Swiss insurance holding company

Bâloise Holding AG was a Swiss insurance holding company founded in 1863 and headquartered in Basel.

==History==
The Basler Versicherungen was founded in 1863 as Basler Versicherungsgesellschaft gegen Feuerschaden, insuring inhabitants of Basel against fire damage. This was prompted by the tragic fire incident in Glarus - in the following year, the company already expanded to cover life and transportation, as well as expanding geographically within Switzerland and abroad. At the end of the decade, the insurer added its own reinsurance business to the portfolio.

By the early 20th century, the business was booming and the company even dabbled in the U.S. market. However, they had exited the U.S. again by the time of the 1906 San Francisco earthquake, avoiding any insurance loss created by that natural catastrophe. World War I presented a difficult time to do business, but Baloise was able to continue expanding internationally even during the depression before World War II. During the War, the headquarters were evacuated due to proximity to both the French and German border and 115 tons of files were moved to a secure location protected by the Swiss army near Saanen. After the war, Baloise was able to grow as part of Europe's economic advances and in 1962, the separate parts of the business all became part of holding structure.

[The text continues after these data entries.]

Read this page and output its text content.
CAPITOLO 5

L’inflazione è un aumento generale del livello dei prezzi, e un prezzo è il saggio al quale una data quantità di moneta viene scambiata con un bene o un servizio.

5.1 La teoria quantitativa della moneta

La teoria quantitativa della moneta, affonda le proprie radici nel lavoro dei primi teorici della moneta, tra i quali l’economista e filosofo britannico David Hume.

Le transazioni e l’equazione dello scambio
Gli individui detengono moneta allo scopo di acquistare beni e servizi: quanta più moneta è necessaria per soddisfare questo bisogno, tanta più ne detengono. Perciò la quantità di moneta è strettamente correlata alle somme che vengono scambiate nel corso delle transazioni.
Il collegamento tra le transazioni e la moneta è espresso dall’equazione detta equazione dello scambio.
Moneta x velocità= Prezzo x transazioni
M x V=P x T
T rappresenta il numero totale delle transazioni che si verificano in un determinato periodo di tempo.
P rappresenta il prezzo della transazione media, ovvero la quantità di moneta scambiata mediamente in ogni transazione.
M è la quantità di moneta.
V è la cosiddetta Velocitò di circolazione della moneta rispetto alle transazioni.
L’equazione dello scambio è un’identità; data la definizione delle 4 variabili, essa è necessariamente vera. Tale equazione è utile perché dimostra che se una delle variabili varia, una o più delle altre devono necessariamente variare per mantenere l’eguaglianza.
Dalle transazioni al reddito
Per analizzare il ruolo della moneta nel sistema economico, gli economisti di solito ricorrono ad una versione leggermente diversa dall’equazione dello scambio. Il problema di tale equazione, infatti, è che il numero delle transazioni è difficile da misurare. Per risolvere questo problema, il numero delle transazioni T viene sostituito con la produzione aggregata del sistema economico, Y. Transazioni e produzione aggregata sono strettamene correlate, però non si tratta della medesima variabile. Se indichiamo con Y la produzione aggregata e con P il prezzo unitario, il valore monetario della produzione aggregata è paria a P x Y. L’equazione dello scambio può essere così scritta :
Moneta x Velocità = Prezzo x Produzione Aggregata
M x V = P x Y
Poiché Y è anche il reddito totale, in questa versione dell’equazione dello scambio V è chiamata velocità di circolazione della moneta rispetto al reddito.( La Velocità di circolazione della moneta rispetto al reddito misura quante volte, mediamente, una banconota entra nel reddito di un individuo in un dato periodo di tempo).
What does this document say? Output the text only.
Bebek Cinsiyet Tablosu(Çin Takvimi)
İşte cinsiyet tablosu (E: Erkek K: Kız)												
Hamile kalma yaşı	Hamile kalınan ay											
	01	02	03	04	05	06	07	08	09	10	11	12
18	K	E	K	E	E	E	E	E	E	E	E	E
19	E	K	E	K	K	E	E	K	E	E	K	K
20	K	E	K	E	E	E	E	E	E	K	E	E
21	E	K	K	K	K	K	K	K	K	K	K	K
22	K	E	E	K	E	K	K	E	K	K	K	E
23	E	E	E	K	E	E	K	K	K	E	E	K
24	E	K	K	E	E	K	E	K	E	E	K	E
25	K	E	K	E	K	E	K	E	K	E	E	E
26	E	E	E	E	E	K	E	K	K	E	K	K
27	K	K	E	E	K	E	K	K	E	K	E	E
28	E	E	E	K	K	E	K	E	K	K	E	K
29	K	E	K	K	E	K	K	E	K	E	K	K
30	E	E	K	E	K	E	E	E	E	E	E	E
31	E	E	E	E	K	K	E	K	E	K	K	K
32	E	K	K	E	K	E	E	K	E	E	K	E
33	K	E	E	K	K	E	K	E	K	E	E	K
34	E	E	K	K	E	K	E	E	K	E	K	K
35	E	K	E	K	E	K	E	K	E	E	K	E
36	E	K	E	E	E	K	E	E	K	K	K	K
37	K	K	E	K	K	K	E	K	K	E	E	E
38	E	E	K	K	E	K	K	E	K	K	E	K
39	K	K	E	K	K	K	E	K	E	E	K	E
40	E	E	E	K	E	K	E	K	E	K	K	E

The 1970s and 1980s brought new international subsidiaries, such as in Austria, and acquisitions, including Deutscher Ring Leben in Germany, a majority stake in Mercator in Belgium, and the Providence Washington Insurance Company in the U.S. Many of these businesses were later sold, while new ones were acquired.

In 2007, baloisedirect.ch was launched as the company's online insurance provider, offering insurance for vehicles, personal liability insurance, home contents insurance, legal expenses insurance and travel insurance.

In April 2025, Helvetia and Baloise announced a plan to merge to create Switzerland's second-largest insurance group with a combined business volume of 20 billion Swiss francs ($24.69 billion). The new group would be called Helvetia Baloise Holding.

==Holding structure==

Bâloise Holding operated in Europe through various subsidiaries:

- Switzerland: Basler Versicherungen Schweiz, Baloise Bank, Baloise Asset Management, Baloise Fund Invest
- Germany: Basler Versicherungen, Deutscher Ring
- Liechtenstein: Baloise Life
- Belgium: Baloise Insurance
- Luxembourg: Bâloise Assurances

The company was listed on the SIX Swiss Exchange. The biggest shareholders of Bâloise were Chase Nominees and BlackRock.

On July 1, 2023, Michael Müller took the post as CEO from Gert De Winter, who was CEO for eight years.